BB 621: Biostatistics
The scope of statistics in biomedical data analysis; Statistical design of experiments for clinical and laboratory data: random allocation, methods of allocation without random numbers; Volunteer bias; Crossover designs; Selection and distribution of experimental unit; Case-control analysis. Applications of probability and standard distributions: Estimation, standard error and confidence interval, testing of hypotheses; Correlation and regression; Analysis of variance; Factor analysis; Statistical method oriented and problem-oriented illustrations for computer-aided inferencing.
Texts & References:
- Martin Bland: An Introduction to Medical Statistics, Oxford University Press, 1987.
- G. Eason, C.W. Coles &G. Gittinby: Mathematics and Statistics for the Biosciences. Ellis Horwood, 1980.
- O. Kempthorne: Design and Analysis of Experiments, Wiley Eastern, 1967.
- Wayne Daniel : Biostatistics: Foundation for Analysis in the Health Sciences, 5th ed., John Wiley & Sons, New York, 1987.

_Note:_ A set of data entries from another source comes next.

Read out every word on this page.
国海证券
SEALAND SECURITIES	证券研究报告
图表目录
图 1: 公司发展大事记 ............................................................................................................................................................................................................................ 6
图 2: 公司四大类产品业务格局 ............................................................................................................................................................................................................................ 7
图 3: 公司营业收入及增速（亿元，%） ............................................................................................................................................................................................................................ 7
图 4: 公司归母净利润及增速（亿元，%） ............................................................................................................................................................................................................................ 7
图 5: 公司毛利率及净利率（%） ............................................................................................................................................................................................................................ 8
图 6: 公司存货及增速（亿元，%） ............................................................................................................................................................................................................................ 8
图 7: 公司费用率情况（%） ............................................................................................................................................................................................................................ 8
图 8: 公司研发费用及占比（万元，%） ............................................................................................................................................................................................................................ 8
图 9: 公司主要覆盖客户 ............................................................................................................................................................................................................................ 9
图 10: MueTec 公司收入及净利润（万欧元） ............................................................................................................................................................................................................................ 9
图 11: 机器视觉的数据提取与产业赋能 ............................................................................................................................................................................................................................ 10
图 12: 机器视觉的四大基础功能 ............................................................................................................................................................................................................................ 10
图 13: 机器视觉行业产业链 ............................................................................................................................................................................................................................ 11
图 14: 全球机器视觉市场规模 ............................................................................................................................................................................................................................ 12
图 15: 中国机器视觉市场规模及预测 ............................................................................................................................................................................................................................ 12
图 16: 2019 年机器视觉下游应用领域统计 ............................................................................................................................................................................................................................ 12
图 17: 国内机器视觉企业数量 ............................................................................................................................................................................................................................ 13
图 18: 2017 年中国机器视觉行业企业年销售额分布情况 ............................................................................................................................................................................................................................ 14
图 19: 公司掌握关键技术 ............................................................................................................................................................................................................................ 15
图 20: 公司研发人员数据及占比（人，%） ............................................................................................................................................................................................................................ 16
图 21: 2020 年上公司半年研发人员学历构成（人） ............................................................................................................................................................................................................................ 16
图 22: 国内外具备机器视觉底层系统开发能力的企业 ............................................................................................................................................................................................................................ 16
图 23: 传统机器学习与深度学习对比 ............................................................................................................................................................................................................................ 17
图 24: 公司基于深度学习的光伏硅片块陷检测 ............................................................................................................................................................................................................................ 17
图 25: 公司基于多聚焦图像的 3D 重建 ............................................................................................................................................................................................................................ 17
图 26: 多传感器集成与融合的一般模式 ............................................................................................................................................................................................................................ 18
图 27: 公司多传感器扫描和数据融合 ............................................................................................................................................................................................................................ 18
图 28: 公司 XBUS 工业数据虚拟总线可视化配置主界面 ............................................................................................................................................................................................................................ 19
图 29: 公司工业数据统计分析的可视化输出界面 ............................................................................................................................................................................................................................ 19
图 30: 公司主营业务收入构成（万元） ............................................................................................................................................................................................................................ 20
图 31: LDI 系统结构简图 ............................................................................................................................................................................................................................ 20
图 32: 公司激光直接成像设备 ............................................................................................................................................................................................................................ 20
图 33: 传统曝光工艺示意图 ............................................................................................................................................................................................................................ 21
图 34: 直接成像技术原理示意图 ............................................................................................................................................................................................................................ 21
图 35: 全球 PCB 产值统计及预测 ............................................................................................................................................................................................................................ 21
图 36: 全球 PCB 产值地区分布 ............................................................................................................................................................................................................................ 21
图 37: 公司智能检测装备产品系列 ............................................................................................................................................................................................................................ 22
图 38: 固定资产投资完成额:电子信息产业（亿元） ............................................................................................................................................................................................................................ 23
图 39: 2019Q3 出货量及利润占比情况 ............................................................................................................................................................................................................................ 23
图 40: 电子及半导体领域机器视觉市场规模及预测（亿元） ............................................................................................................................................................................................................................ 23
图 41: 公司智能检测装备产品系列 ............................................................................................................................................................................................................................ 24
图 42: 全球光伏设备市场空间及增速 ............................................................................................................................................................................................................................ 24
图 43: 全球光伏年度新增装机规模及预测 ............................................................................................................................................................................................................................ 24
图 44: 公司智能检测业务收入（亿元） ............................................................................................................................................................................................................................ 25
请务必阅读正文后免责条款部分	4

Introduction to Biostatistics is also available as an online course from NPTEL
BS 637: Cell Mechanics and Mechanobiology
Mechanical forces are known to play an increasingly important role during development, normal function as well as in disease. This course will focus on the physical interactions between cells and their surroundings. Students will learn how cells sense and respond to external forces and cues, and how these mechanical inputs influence subcellular biochemistry and cell behavior. They will also study various experimental techniques that have been developed for probing cell structure, manipulating cells, and measuring their mechanical properties.
Introduction to mechanobiology is also available as an online course from NPTEL
BB 604: Bio Mathematics
Mathematical and computational problems in the context of biology and medicine with emphasis on deterministic models. Models from epidemiology, cell design, enzyme kinetics, genomics, drug kinetics and design, and sports medicine.
Review of sets, number system and operators, sequences and series, exponential, logarithm, and trigonometric functions, limits, derivatives, and graphing of functions. Polynomials, roots, approximation to functions. Function maxima and minima. Integration. Linear ordinary differential equations. Second-order partial differential equations. Transform techniques. Difference approximations, discrete models, and numerical solutions, error analysis. Introduction to algorithmics for biology and medicine. Examples for modeling and analysis from population growth, spread and arrest of diseases, tumour growth, biomechanics, and theoretical neuroscience. Solutions using Matlab and SciLab.
Texts & References:
- J. D. Murray, Mathematical biology: an introduction, 3rd ed., New York, Springer 2002.
- R. W. Shonkwiler, Mathematical Biology: An Introduction with Maple and Matlab, Springer 2009.
- E. Kreyszig. Advanced Engineering Mathematics, 9th Ed., Wiley, 2006
BM 633: Biomechanics
This course will introduce students to the field of biomechanics. Students will learn basic concepts of statics, solid mechanics, and their applications towards measuring and quantifying mechanical properties of biological fluids, solids, tissues, and organs. Students will be exposed to various applications of biomechanics from the fields of bioengineering, physiology, and medicine.
BB 101: Biology
Quantitative views of modern biology. Importance of illustrations and building quantitative/qualitative models. Role of estimates. Cell size and shape. Temporal scales. Relative time in Biology. Key model systems – a glimpse. Management and transformation of energy in cells. Mathematical view – binding, gene expression, and osmotic pressure as examples. Metabolism. Cell communication. Genetics. Eukaryotic genomes. Genetic basis of development. Evolution and diversity. Systems biology and illustrative examples of applications of Engineering in Biology.